Risgrynsgröt is a Swedish rice pudding that is traditionally served on Christmas Eve. After the rice pudding is made, an almond, called a mandel*, is placed in the pot. Whoever gets the mandel is either the next to be married, or guaranteed to have a year of good luck, depending on who in my family you ask.

When my sister and I were little kids, every Christmas Eve the mandel would magically split in half and we would both end up with it in our bowls. We were both lucky!

Rice pudding, I have realized, is so warm and creamy and comforting it deserves to be eaten more frequently than once a year. Also, it’s so easy to make. So, so easy. And here’s the absolute best part about rice pudding: eating leftovers for breakfast. In the morning, it magically transforms from “rice pudding” to “rice porridge” so you can eat it without a second thought.

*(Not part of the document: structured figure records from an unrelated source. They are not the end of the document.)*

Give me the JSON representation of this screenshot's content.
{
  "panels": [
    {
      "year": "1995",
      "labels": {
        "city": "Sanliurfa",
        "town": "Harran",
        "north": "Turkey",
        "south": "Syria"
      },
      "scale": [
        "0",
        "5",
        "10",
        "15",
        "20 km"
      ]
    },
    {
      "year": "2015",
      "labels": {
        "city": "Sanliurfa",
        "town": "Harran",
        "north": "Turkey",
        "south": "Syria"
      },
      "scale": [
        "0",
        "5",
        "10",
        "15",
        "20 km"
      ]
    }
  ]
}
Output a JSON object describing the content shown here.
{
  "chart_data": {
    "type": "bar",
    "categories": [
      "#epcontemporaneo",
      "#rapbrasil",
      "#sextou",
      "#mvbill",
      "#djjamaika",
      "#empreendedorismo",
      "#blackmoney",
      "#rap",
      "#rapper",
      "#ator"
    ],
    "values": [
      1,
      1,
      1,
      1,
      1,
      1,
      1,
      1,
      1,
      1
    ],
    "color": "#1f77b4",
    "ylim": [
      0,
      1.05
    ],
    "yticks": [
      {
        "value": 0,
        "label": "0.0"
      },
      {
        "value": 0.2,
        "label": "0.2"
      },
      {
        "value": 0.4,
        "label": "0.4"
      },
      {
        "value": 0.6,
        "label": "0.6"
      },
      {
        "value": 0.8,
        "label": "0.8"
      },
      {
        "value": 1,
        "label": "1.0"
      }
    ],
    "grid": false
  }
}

*For 29 years I have believed that “mandel” meant treasure/prize/luck in Swedish. I just Googled it and, nope, it means almond.


Serves 6

  • 1 cup uncooked white rice
  • 4 cups milk (I used skim, but whole is best!)
  • 1/4 cup + 2 tablespoons white sugar
  • 1 teaspoon vanilla


On Christmas Eve, we always eat risgrynsgröt with cinnamon/sugar and nutmeg sprinkled on top. But feel free to go all out!

Some ideas: fresh fruit, raisins, dried cranberries, nuts, brown sugar, maple syrup, agave nectar…


  1. Rinse and drain the rice.
  2. In a medium pot, bring the rice, milk, and all the sugar to a boil.
  3. Reduce heat and simmer for around 25 minutes, until the rice is soft and the pudding has thickened. While it simmers, be sure to stir occasionally.
  4. Remove from the stove and stir in the vanilla.
  5. I like to eat my risgrynsgröt warm, but you can serve it warm or cold. Serve with toppings of your choice!